Coast conference focuses on quality of Mississippi water

Coast conference focuses on quality of Mississippi water

BILOXI, MS (WLOX) - Residents live near it, play on it, and eat the seafood harvested from it. Water is a way of life in South Mississippi.

Ensuring the quality of that life was the focus of a conference in Biloxi. The annual State of Our Coast conference attracted around 400 community leaders, environmentalists and policy makers.

With frequent water advisories along the beach the first five months of 2016, water quality concerns were among the many topics of discussion.

"Storm water is one of our big problems that will trigger an advisory," said Emily Cotton, who oversees the Coastal monitoring program for the Mississippi Department of Environmental Quality. "Everything that comes down from parking lots, people's yards is swept into the Sound and put bacteria into it."

Among the many BP restoration projects is a design competition to address that issue of storm water runoff into the sound; a worldwide design competition to improve or replace storm water pipes.

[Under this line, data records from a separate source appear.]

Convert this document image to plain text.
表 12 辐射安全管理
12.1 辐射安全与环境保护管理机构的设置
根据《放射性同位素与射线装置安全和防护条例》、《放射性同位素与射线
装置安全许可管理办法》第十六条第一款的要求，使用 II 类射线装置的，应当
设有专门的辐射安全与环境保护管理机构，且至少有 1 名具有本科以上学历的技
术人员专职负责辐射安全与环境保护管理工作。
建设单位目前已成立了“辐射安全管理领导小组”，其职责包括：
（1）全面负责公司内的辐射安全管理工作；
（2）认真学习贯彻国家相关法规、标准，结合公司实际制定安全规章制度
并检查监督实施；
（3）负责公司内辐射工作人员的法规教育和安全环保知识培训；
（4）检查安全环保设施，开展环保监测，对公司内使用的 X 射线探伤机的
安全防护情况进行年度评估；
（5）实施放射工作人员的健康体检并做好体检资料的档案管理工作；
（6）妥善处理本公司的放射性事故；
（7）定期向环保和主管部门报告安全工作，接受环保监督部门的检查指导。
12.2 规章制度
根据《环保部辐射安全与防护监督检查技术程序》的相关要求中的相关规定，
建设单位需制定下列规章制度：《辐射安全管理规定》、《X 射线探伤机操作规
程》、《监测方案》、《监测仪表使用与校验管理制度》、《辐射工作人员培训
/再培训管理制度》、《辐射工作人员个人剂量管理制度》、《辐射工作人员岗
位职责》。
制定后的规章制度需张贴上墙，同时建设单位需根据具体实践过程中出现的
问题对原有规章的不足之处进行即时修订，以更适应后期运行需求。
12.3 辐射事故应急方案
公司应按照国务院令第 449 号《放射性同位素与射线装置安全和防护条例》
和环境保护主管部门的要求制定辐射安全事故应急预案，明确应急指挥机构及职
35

"We want to find a solution that aesthetically works. We know that our beaches have a tourism function as well," said wetlands scientist Dr. Robert Kroger. "That aesthetically works with the sand beach authority, but improves water quality."

With so many closures of oyster reefs in Mississippi, oyster farming is becoming more attractive and aquaculture projects remain a popular topic.

"They've been doing it on the East Coast and West Coast for years, and it's been successful on both of those Coasts. So, I'm excited to see it come to the Gulf Coast too. It provides jobs. It provides a niche market that we don't have yet," said Jennifer Jenkins, with Crystal Seas Seafood.

BP funds are also helping re-establish an island. Round Island was 130 acres back in 1890. Today, it's just over 20 acres.

The plan is to build a giant berm around the island, then fill it with dredge spoils.

"The port channel should start after that. And a total of about 2 million to 2 and a half million yards of dredge material will then be pumped into the center of this berm," said George Ramseur, Department of Marine Resources Director of Coastal Restoration.

Also on the list of BP restoration projects is a $7.5 million project that will focus on Turkey Creek in Gulfport. The plan calls for finding ways to reduce flooding, curb erosion and enhance the landscaping along that historic waterway.